A Tehran-based conservative journalist and filmmaker, who has made several trips to Iraq in recent months tells Radio Farda that the kidnapping last Wednesday of an Iranian official in Iraq was part of a plot by some Iraqis to return to Iran-Iraq hostility, in order to limit the Islamic government’s influence in Iraq. August 9, 2004 - “There are elements in Iraq who are against Iran’s successful and influential presence in Iraq, and would like to revive hostilities between the two countries,” Mohammad-Hossein Jafararian, a Tehran-based conservative journalist and filmmaker who makes frequent trips to Iraq, tells Radio Farda’s Siavash Ardalan, commenting about the possible reasons for the kidnapping last Wednesday in Iraq of an Iranian man identified as a “diplomat.”

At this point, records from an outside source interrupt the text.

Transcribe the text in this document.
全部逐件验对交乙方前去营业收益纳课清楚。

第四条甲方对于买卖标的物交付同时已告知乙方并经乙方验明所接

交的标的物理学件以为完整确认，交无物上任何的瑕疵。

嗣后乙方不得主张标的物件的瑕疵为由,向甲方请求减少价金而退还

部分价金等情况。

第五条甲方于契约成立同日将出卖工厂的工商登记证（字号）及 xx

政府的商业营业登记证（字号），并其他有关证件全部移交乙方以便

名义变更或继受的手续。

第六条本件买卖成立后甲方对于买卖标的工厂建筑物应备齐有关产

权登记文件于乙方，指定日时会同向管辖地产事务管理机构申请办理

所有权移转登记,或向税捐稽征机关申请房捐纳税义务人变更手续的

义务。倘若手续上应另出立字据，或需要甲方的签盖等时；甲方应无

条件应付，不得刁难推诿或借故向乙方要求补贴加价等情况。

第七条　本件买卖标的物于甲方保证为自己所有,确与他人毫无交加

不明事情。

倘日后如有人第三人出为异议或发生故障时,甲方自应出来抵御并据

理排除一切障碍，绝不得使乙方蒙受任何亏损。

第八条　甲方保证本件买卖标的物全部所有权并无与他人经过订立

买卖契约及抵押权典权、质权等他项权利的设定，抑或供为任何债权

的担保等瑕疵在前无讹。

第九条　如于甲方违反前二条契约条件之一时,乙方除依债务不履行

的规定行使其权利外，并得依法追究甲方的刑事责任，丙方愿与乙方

Jafararian, a former member of Basij, the volunteer unit of the Islamic Revolutionary Guards Corps, links the kidnapping to the bombing last year during a Shiite mourning festival in Karbala in which scores of participants were killed. “The Polish army investigated that bombing and it is still not known who was responsible for attacking the mourners and shedding the blood of so many,” he says.

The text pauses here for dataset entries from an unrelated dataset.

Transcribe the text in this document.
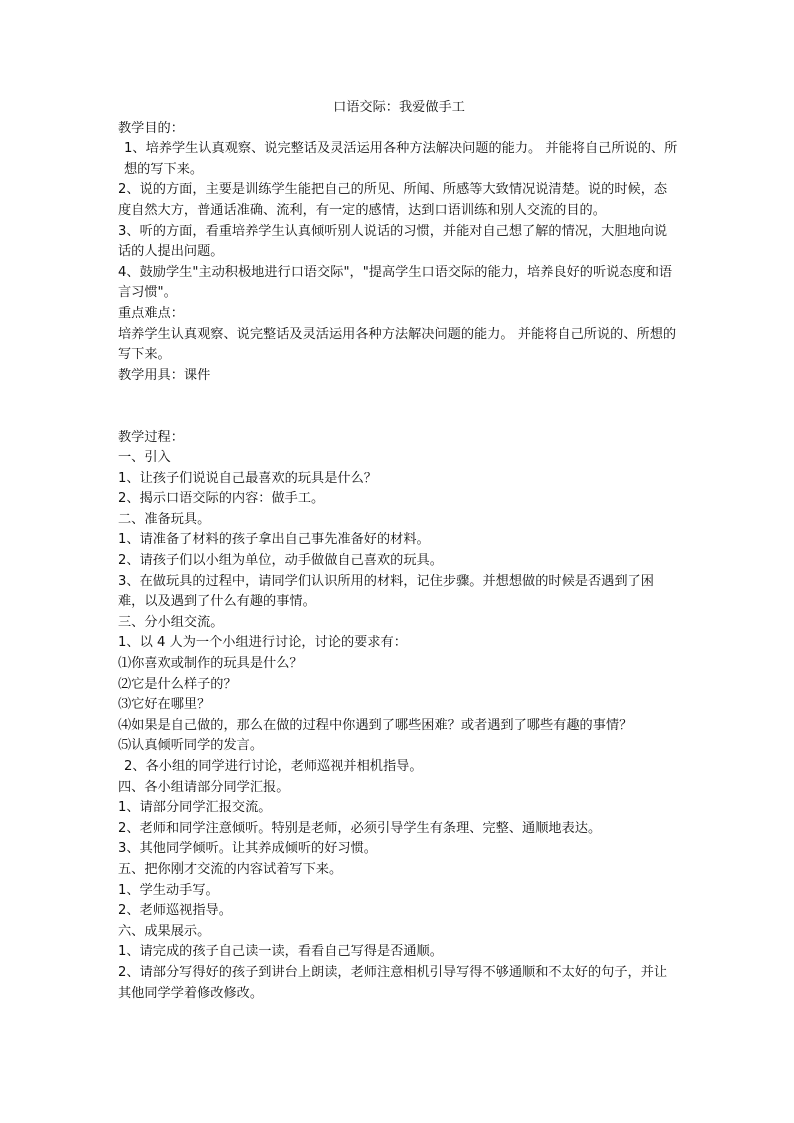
口语交际：我爱做手工

教学目的：

1、培养学生认真观察、说完整话及灵活运用各种方法解决问题的能力。 并能将自己所说的、所想的写下来。

2、说的方面，主要是训练学生能把自己的所见、所闻、所感等大致情况说清楚。说的时候，态度自然大方，普通话准确、流利，有一定的感情，达到口语训练和别人交流的目的。

3、听的方面，看重培养学生认真倾听别人说话的习惯，并能对自己想了解的情况，大胆地向说话的人提出问题。

4、鼓励学生"主动积极地进行口语交际"，"提高学生口语交际的能力，培养良好的听说态度和语言习惯"。

重点难点：

培养学生认真观察、说完整话及灵活运用各种方法解决问题的能力。 并能将自己所说的、所想的写下来。

教学用具：课件

教学过程：

一、引入

1、让孩子们说说自己最喜欢的玩具是什么？

2、揭示口语交际的内容：做手工。

二、准备玩具。

1、请准备了材料的孩子拿出自己事先准备好的材料。

2、请孩子们以小组为单位，动手做做自己喜欢的玩具。

3、在做玩具的过程中，请同学们认识所用的材料，记住步骤。并想想做的时候是否遇到了困难，以及遇到了什么有趣的事情。

三、分小组交流。

1、以 4 人为一个小组进行讨论，讨论的要求有：

⑴你喜欢或制作的玩具是什么？

⑵它是什么样子的？

⑶它好在哪里？

⑷如果是自己做的，那么在做的过程中你遇到了哪些困难？或者遇到了哪些有趣的事情？

⑸认真倾听同学的发言。

2、各小组的同学进行讨论，老师巡视并相机指导。

四、各小组请部分同学汇报。

1、请部分同学汇报交流。

2、老师和同学注意倾听。特别是老师，必须引导学生有条理、完整、通顺地表达。

3、其他同学倾听。让其养成倾听的好习惯。

五、把你刚才交流的内容试着写下来。

1、学生动手写。

2、老师巡视指导。

六、成果展示。

1、请完成的孩子自己读一读，看看自己写得是否通顺。

2、请部分写得好的孩子到讲台上朗读，老师注意相机引导写得不够通顺和不太好的句子，并让其他同学学着修改修改。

The kidnapping, he adds, was an anti-Iranian act, as last year’s Karbala bombing. “Last year’s Karbala bombers and the kidnappers of the diplomat appear to be following the same goal, which is to prevent Iranians from going to Iraq’s Shiite holy cities of Karbala and Najab, because they believe that the Iranians’ pilgrimage is a guise for Iran’s interference in Iraq’s domestic affairs,” he adds.

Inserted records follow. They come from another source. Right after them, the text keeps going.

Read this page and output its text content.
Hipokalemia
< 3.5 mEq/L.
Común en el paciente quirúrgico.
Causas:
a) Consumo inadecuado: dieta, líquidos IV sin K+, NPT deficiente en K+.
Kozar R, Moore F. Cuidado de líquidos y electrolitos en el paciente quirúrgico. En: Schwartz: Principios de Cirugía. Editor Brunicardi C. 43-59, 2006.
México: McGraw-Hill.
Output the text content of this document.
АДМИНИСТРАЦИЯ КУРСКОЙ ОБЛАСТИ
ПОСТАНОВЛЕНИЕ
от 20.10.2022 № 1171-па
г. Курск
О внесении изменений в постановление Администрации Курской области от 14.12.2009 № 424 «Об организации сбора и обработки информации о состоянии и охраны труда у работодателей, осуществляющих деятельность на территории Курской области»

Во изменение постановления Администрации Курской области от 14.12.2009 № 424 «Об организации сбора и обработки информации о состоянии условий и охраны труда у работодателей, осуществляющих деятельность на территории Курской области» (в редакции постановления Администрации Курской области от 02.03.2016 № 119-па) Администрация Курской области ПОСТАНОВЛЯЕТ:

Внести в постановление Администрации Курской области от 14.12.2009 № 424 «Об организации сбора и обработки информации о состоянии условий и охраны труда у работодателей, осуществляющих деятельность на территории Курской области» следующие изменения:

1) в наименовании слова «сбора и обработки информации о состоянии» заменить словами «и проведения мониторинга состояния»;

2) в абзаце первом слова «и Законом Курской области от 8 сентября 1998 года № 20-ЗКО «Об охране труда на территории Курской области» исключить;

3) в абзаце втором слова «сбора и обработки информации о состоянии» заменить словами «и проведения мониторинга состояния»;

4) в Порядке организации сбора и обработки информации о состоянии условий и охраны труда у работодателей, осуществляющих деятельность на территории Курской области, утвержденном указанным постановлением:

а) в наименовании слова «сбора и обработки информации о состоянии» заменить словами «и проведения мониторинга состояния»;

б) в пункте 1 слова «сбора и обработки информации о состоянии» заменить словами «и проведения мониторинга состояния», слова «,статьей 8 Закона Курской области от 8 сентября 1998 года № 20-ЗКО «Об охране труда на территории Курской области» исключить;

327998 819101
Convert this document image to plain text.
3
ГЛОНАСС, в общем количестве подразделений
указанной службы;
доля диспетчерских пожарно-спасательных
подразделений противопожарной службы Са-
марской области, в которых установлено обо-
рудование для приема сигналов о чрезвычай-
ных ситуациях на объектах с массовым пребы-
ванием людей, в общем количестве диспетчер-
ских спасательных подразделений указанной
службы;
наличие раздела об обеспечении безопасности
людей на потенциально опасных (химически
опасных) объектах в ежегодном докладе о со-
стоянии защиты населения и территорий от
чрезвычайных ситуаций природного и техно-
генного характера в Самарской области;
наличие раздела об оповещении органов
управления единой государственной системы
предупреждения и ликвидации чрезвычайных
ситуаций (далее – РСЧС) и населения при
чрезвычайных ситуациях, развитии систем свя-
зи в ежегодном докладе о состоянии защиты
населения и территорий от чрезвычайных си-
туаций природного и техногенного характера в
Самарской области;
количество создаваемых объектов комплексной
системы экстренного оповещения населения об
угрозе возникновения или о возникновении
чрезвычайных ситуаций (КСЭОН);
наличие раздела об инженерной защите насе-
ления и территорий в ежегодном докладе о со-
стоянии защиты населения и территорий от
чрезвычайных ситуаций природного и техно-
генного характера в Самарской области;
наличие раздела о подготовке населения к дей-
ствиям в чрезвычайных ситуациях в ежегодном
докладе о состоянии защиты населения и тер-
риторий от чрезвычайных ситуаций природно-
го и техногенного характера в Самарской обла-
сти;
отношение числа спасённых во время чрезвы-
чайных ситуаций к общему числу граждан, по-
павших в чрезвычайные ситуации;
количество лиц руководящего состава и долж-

However, he says, the diplomat’s kidnapping and the bombing of the Karbala mourners could have been the work of some hard-line Iraqi Shiite groups who are against the Shiite groups sympathetic to Iran.
“It appears that Tehran is determined to continue its diplomatic efforts in Iraq, despite the heavy price it is paying for it. This diplomacy maybe dangerous and hazardous to some in Iraq, but this does not mean that Iran should back out.”
He adds that in a recent trip to Najaf he felt he was not safe, and the main threat was from the militiamen employed by insurgent Iraqi Shiite cleric Moqtada Sadr.